NATO Secretary General Jens Stoltenberg has said "all options remain open" on Afghanistan, just weeks before Washington is due to withdraw the last of its troops under a deal struck with the Taliban last year.
U.S. Secretary of State Antony Blinken is heading to Brussels for a meeting of NATO foreign ministers on March 23-24 and for talks with European Union leaders as part of President Joe Biden's efforts to repair transatlantic ties.
Among the topics on the agenda of the NATO meeting are concerns over China and Russia, as well as the future of the Western alliance’s 9,600-strong mission in Afghanistan after the administration of former U.S. President Donald Trump struck a deal with the Taliban in February 2020 to withdraw troops by May 1.
Biden has said the deadline would be “tough” for Washington to meet as peace talks between the militant group and Afghan government, launched in Qatar in September 2020, struggle to advance.
NATO foreign ministers “will continue consultations on the situation in Afghanistan and our military presence to assess our next steps together,” Stoltenberg said at a press conference on March 22.
“There are no easy choices.
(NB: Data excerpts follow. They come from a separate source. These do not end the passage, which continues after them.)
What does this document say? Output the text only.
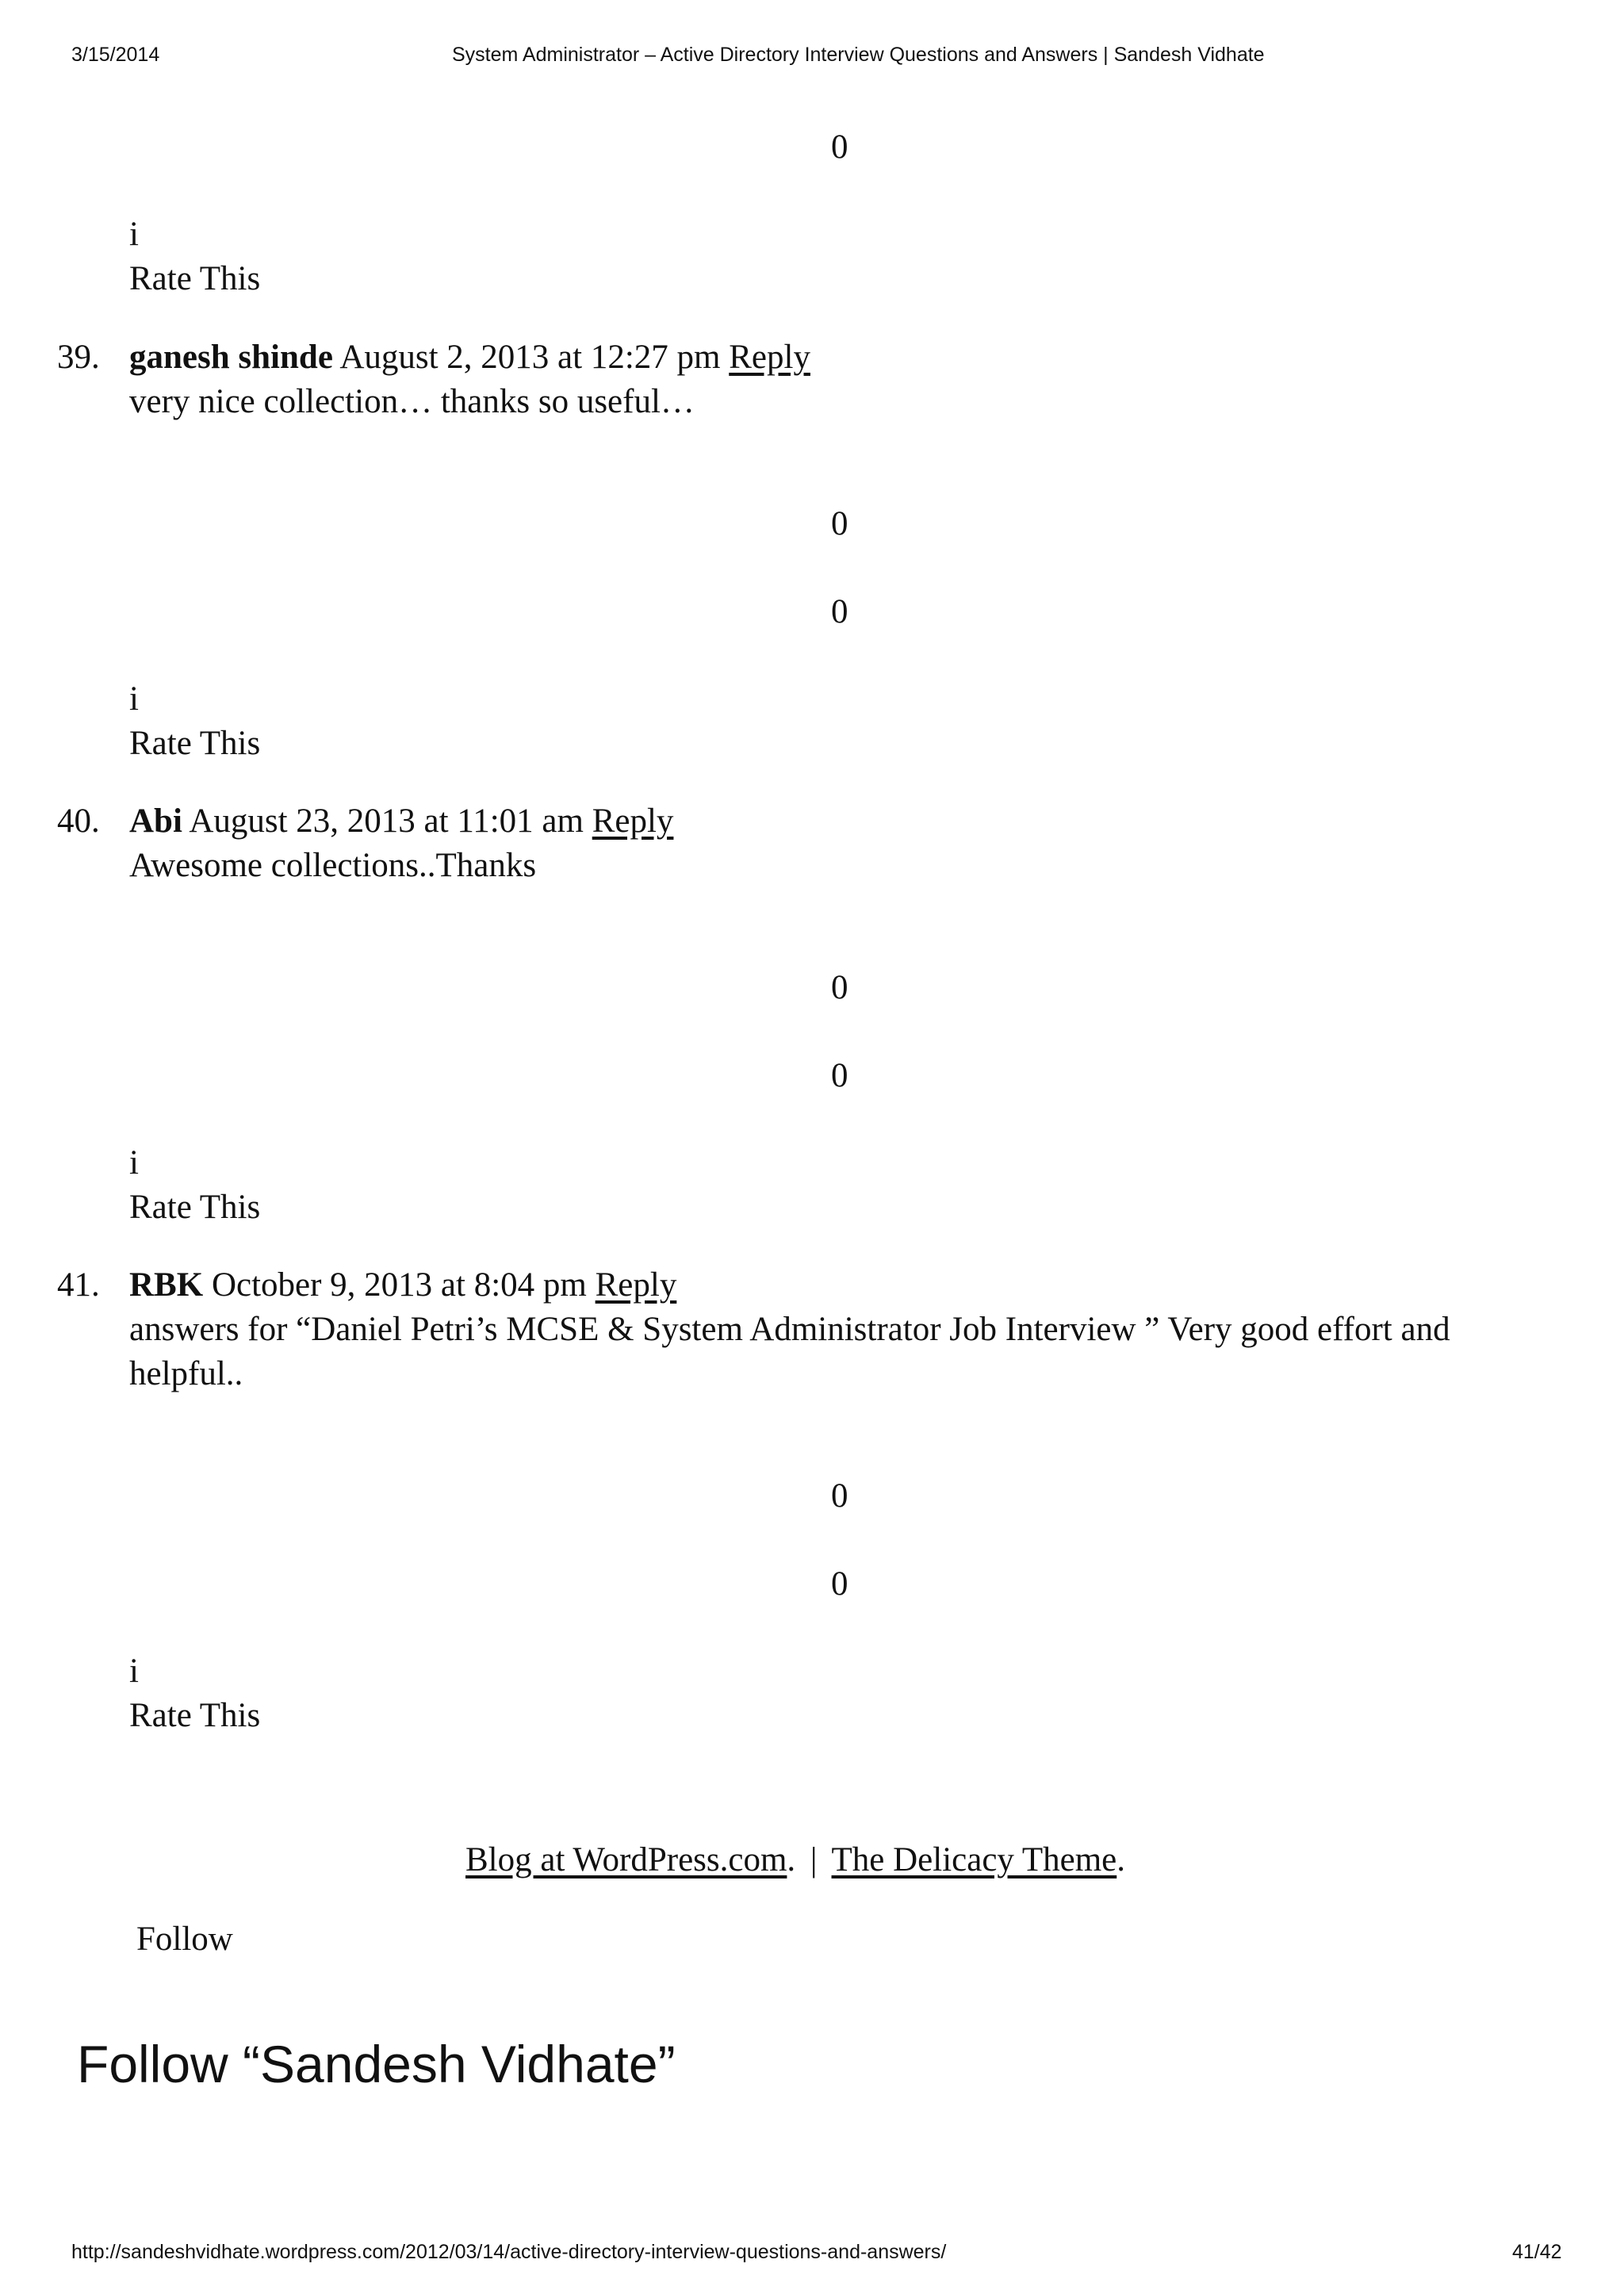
3/15/2014	System Administrator – Active Directory Interview Questions and Answers | Sandesh Vidhate
0
i
Rate This
39. ganesh shinde August 2, 2013 at 12:27 pm Reply
very nice collection… thanks so useful…
0
0
i
Rate This
40. Abi August 23, 2013 at 11:01 am Reply
Awesome collections..Thanks
0
0
i
Rate This
41. RBK October 9, 2013 at 8:04 pm Reply
answers for “Daniel Petri’s MCSE & System Administrator Job Interview ” Very good effort and helpful..
0
0
i
Rate This
Blog at WordPress.com. | The Delicacy Theme.
Follow
Follow “Sandesh Vidhate”
http://sandeshvidhate.wordpress.com/2012/03/14/active-directory-interview-questions-and-answers/	41/42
For now, all options remain open. The security situation is difficult and we will take all the necessary measures to keep our troops safe,” he added.
In a briefing ahead of Blinken’s trip to Brussels, Philip Reeker, acting assistant secretary of state at the Bureau of European and Eurasian Affairs, said the United States remains committed to close consultation with NATO allies and other partners on the military mission in Afghanistan.
“We went in together. We will adjust together as we have over the years. And when the time is right, we will leave together,” Reeker said.
NATO allies have said they were willing to stay in Afghanistan to continue training and advising Afghan security forces, if Washington decides to remain as well.
There are currently some 2,500 U.S. troops deployed in the war-torn country.
The relationship with Russia will also be topic during Blinken's trip to Europe, Reeker said, noting that the Biden administration seeks a relationship that is predictable and stable.
"We will engage with our allies to discuss different views of Russia and how we can engage with Russia in ways that obviously advance our collective interests but remain very clear-eyed about the challenges that Russia poses,” he said.
“Given Russia's conduct in recent months and years, there will also be adversarial elements, as the secretary has underscored, and we're not going to shy away from those,” Reeker said.
Anatoly Antonov, Russia’s ambassador to the United States, returned to Moscow on March 21 after being recalled for emergency consultations amid rising tensions with Washington following Biden's comments that he believed his Russian counterpart, Vladimir Putin, was a killer.
Blinken's trip is another illustration of a foreign policy reset under Biden that stresses diplomacy and backing for long-standing relationships after former President Donald Trump pursued an "America first" policy that tended to treat traditional allies more as rivals than partners.
As the new Biden administration seeks to reassure NATO allies, it also has to coordinate with European partners on a host of issues, including the Iran nuclear deal, policy toward China, climate change, and lingering disputes over trade.